Cerca de dois por cento da população angolana sofre de anemia de células falciforme (hemoglobina SS) e outros 20% são portadores do problema (hemoglobina AS), segundo um estudo desenvolvido por especialistas do Hospital Pediátrico David Bernardino, entre 2011 e 2020.

A médica pediatra Brígida dos Santos, que no período em referência coordenava a área de Anemia de Células Falciforme, disse que estes números representam um risco muito grande para o país.

O alerta da médica surge do facto de pessoas poderem constituir-se casais e, futuramente, gerarem filhos tanto portadores como doentes de falciformação, que já é considerado um sério problema de saúde pública em Angola.

Brígida dos Santos explicou que, na época, era mais fácil fazer-se o diagnóstico da patologia, uma vez que em quase todas as maternidades de Luanda e não só realizavam-se, logo à nascença, o Exame do Pezinho, nome popular do teste de Guthrie, que permite detectar nas primeiras 48 horas de vida a presença da doença.

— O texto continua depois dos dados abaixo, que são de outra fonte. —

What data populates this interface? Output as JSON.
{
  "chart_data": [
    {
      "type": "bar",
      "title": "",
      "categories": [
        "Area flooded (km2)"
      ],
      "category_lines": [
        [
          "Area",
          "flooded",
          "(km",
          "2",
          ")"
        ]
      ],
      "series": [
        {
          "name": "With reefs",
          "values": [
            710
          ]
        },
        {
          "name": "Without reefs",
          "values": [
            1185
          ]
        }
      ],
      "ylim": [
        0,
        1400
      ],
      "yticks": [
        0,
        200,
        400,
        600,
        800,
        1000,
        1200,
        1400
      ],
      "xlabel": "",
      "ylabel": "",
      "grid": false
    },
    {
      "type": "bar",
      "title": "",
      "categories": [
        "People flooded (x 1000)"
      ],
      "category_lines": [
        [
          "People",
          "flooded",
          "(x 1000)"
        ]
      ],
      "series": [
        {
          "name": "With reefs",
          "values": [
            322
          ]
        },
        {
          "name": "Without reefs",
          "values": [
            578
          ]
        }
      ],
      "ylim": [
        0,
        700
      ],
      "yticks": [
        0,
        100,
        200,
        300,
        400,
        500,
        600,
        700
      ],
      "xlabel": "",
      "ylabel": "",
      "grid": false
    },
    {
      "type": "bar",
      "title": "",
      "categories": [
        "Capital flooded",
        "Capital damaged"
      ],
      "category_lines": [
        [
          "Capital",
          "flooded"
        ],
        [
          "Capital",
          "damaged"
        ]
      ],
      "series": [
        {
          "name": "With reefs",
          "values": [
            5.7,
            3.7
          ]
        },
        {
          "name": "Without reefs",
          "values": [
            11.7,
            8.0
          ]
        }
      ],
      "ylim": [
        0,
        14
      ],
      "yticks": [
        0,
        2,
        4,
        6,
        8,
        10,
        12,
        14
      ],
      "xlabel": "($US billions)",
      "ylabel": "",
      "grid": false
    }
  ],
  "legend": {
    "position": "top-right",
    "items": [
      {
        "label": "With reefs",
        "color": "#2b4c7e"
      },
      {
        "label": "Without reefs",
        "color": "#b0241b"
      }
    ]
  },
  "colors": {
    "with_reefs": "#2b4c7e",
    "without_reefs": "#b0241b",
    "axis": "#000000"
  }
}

“As maternidades colhiam o sangue e enviavam para o Hospital Pediátrico de Luanda, para que fizéssemos o diagnóstico e apresentá-las os resultados e permitir que essas instituições começassem já a fazer o seguimento da criança”, explicou.

Actualmente, realçou, há limitações de prosseguir-se com o programa e fica difícil saber quantas crianças com falciformação nascem no país ou mesmo em Luanda, se não forem parar na Pediatria de Luanda.

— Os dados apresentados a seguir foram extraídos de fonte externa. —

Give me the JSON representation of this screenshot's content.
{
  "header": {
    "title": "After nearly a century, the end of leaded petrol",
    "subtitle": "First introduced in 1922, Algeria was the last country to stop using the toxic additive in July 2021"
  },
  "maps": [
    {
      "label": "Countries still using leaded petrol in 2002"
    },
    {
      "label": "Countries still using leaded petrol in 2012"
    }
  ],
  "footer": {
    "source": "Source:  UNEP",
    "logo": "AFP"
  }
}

Brígida dos Santos, actual directora clínica do Instituto Hematológico Dra. Victória do Espírito Santo, frisou que, a par do estudo feito, o Hospital Pediátrico de Luanda também criou um programa que visava capacitar mais profissionais das várias unidades de saúde, no que tocava ao diagnóstico e acompanhamento da doença.

Este programa permitiu que hospitais como o Materno-Infantil do Kilamba Kiaxi, Cajueiros, Municipal de Cacuaco, Provincial do Huambo e Cabinda, entre outros, passassem a ter consultas dedicadas à anemia de células falciforme, a assistir e a acompanhar muitos pacientes.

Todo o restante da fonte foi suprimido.